Give the exact amount prescribed and only as often as directed. It is usually given once a day .
Ideally, give the medication at the same time(s) daily.
If using capsules, do not open the capsules or crush the pellets inside.
Long term usage (greater than 4 weeks) is not recommended.
Give this medication for as long as veterinarian directs. Do not skip doses or stop giving the medication without consulting your veterinarian.
WHAT IF A DOSE IS MISSED?
If a dose is missed, give it as soon as you can. If it is time already for the next dose, skip the missed dose and go back to the normal schedule. Do not give two doses at the same time.
STORAGE AND WARNINGS:
Store in a tight, light resistant, childproof container in a cool, dry place at room temperature away from heat and direct sunlight.
Keep this and all medication out of reach of children and pets.
Call your physician immediately if you accidentally take this product.
POTENTIAL SIDE EFFECTS:
- Loss of appetite, stomach ache, nausea, vomiting, gas and diarrhea
- If these symptoms persist or you notice anything else unusual, contact your veterinarian
CAN THIS DRUG BE GIVEN WITH OTHER DRUGS?
- Yes, but possible interactions may occur with ampicillin, diazepam, iron salts, ketoconazole, phenytoin and warfarin.
- If your pet experiences any unusual reactions when taking multiple medications, contact your veterinarian.
Contact your veterinarian immediately if pet receives more than the prescribed amount.
WHAT TO TELL/ASK VETERINARIAN BEFORE GIVING MEDICATION?
Talk to your veterinarian about:
- When your pet will need to be rechecked
- What tests may need to be performed prior to and during treatment with this drug
- What are the risks and benefits of using this drug
Tell your veterinarian about:
- If your pet has experienced side-effects on other drugs/products
- If your pet has experienced digestive upset now or ever
- If your pet has experienced liver or kidney disease now or ever
- If your pet has experienced any other medical problems or allergies now or ever
- All medicines and supplements that you are giving your pet or plan to give your pet, including those you can get without a prescription. Your veterinarian may want to check that all of your pet's medicines can be given together.

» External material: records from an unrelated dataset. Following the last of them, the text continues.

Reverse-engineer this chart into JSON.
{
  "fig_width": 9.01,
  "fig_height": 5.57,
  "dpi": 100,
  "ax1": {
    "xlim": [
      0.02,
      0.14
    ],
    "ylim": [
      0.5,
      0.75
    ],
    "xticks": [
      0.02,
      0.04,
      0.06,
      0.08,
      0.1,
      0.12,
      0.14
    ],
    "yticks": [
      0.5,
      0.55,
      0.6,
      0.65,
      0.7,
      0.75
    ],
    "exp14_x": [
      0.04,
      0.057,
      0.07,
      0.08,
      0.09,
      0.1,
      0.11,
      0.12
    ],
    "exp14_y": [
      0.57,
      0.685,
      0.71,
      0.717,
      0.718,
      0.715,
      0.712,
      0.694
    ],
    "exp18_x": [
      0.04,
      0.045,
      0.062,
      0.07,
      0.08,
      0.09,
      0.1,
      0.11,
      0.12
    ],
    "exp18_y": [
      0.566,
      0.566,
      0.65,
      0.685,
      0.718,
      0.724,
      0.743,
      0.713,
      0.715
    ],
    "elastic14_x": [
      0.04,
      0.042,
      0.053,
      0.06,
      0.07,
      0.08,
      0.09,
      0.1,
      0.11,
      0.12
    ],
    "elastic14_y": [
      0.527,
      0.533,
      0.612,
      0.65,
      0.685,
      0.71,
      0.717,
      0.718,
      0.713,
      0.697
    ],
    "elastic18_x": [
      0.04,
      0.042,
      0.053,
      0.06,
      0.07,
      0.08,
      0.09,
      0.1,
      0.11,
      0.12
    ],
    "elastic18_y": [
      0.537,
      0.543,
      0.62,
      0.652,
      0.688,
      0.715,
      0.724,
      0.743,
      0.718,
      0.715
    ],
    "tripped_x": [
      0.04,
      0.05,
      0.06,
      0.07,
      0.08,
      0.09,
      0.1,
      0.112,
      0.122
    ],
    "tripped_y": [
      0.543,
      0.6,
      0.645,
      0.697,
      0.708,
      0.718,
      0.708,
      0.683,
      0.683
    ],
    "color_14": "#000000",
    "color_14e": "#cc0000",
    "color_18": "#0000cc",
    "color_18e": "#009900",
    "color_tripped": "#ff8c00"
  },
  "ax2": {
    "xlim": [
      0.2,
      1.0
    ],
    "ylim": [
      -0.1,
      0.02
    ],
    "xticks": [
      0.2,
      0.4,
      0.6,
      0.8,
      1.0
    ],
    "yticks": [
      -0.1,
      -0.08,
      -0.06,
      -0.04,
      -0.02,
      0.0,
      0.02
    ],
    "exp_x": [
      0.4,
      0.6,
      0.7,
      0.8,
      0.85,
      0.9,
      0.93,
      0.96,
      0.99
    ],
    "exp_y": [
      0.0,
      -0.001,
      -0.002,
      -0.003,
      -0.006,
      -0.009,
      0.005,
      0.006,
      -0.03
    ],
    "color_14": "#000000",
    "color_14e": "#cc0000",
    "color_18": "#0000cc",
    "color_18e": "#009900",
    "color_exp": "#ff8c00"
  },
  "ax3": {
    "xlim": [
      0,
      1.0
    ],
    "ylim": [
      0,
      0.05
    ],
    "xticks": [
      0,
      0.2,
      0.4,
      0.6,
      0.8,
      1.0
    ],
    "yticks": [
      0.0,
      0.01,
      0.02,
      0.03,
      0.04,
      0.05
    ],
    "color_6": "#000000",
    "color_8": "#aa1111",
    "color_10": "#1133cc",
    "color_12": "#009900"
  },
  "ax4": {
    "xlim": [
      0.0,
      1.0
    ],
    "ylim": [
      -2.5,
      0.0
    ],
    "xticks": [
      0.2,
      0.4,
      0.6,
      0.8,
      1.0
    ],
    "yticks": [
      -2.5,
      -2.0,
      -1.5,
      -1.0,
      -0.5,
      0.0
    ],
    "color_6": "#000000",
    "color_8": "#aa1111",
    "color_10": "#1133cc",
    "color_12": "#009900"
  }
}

- If your pet is pregnant or nursing or if you plan to breed your pet
WHAT ELSE SHOULD I KNOW?
Notify your veterinarian if your animal's condition does not improve or worsens despite this treatment.
As with all prescribed medicines, omeprazole should only be given to the pet for which it was prescribed. It should be given only for the condition for which it was prescribed.
This is just a summary of information about omeprazole. If you have any questions or concerns about omeprazole or the condition it was prescribed for, contact your veterinarian.